March 28, 2025

At Volokh Conspiracy, Josh Blackman: Justice Alito Calls To Reconsider Justice Scalia's Proudest Accomplishment. From the introduction:

In the summer of 2008 when I was a rising 3L, I attended an event on Justice Scalia's book, Making Your Case. During the Q&A session, someone asked Justice Scalia what opinion he was most proud of. Without any hesitation, he said Crawford v. Washington (2004). This landmark decision applied an originalist framework to the Confrontation Clause. Prior to that CrawfordOhio v. Roberts (1980) imposed a "reliability" standard to determine whether out-of-court testimony could be introduced. But in Crawford, Justice Scalia turned back the clock to the deep historical roots of the right to confrontation.

Or did he?

On Monday, the Court denied cert in Franklin v. New York, a Confrontation Clause case. Justices Alito and Gorsuch wrote statements regarding the denial of certiorari. Alito's statement calls into question Scalia's originalist magnum opus.

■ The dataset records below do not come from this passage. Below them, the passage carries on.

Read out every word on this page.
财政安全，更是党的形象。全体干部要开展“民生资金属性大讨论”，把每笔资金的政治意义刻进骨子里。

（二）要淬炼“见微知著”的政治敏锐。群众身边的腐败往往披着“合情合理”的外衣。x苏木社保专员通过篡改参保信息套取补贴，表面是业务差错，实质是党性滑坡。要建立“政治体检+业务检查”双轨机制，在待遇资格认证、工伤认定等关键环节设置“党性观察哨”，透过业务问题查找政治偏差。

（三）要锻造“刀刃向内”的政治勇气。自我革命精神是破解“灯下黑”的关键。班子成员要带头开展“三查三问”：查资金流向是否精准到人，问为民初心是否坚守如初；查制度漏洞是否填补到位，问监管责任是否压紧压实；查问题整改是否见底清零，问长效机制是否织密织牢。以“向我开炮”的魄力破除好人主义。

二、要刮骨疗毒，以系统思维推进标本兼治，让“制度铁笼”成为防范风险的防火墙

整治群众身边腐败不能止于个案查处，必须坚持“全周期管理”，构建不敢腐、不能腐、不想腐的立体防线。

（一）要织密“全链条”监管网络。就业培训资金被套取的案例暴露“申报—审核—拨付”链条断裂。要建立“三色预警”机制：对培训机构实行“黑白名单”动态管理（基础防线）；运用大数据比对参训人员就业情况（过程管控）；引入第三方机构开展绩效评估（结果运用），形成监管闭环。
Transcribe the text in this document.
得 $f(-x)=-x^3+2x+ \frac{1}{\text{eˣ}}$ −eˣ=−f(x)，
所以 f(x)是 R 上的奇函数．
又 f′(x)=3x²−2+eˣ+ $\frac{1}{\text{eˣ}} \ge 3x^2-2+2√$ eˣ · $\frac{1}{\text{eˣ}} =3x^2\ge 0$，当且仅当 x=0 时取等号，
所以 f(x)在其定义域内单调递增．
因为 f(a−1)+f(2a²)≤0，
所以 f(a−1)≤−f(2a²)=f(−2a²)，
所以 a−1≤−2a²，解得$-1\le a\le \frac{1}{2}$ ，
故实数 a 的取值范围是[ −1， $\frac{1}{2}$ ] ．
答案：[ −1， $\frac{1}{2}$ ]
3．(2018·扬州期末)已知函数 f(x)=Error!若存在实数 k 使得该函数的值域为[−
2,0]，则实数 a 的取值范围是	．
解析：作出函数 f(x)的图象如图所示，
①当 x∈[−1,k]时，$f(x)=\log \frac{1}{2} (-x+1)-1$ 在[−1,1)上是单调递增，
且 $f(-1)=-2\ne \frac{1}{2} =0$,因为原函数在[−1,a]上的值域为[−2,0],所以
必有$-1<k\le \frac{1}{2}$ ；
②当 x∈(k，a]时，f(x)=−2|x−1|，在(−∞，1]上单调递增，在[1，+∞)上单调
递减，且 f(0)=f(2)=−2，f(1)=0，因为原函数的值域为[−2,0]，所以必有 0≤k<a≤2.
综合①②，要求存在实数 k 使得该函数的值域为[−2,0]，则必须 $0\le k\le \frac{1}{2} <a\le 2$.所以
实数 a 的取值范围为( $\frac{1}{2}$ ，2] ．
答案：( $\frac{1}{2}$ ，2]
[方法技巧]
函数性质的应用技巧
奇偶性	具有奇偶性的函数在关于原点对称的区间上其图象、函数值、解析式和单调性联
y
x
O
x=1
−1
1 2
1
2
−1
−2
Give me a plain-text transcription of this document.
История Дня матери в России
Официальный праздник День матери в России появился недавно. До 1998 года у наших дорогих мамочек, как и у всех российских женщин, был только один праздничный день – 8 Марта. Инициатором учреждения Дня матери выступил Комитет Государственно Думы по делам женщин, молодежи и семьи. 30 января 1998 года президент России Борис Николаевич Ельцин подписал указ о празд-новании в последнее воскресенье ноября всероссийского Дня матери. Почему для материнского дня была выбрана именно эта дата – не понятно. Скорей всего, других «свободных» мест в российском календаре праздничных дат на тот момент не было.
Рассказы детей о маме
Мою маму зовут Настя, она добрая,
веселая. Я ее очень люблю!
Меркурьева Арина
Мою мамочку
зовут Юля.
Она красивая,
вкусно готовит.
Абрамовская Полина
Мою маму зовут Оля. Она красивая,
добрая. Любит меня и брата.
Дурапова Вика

Alito explains that the meaning of "witness" in the Confrontation Clause is at odds with the meaning of "witness" in the Compulsory Process Clause:

In order to reach this conclusion, the Court was required to hold that any person who makes a "testimonial" statement (whatever that means) is a "witness" within the meaning of the Confrontation Clause, but this gave the term "witness" a meaning that is radically different from its meaning in the neighboring Compulsory Process Clause and elsewhere in the Constitution . . . After Crawford, however, only the Compulsory Process Clause's "witnesses" are people who must appear in court and take the stand. When a law uses the same term more than once, we presume that the termmeans the same thing every time it is used. See A. Scalia & B. Garner, Reading Law: The Interpretation of Legal Texts 170 (2012). Thus, it is startling to hold that the term"witnesses" in two provisions separated by nothing but a semicolon have very different meanings.

Citing Scalia/Garner to show that Scalia was wrong? Shots fired.

And from later on:

In my view, the problem with Crawford resembles the problem with Heller. In both cases, there was an originalist basis for the constitutional right. But in both cases, originalism did not provide a clear way to apply those rights to present-day circumstances. This is the well-known problem of constitutional construction. In Heller, Justice Scalia advanced a  framework about arms in "common use," "dangerous and unusual weapons," "sensitive places," and so on. (These locutions were likely needed to hold five votes.) None of this came from originalism, and called for ad hoc judicial balancing tests. In many regards, Justice Breyer's Heller dissent proved more useful than Justice Scalia's majority opinion.

The Crawford test followed a similar path. The Court had to offer some test to determine whether a witness had to testify in person. So Scalia offered the distinction between "testimonial" and "non-testimonial" evidence. But this line was apparently invented by the Court, and as not grounded in history.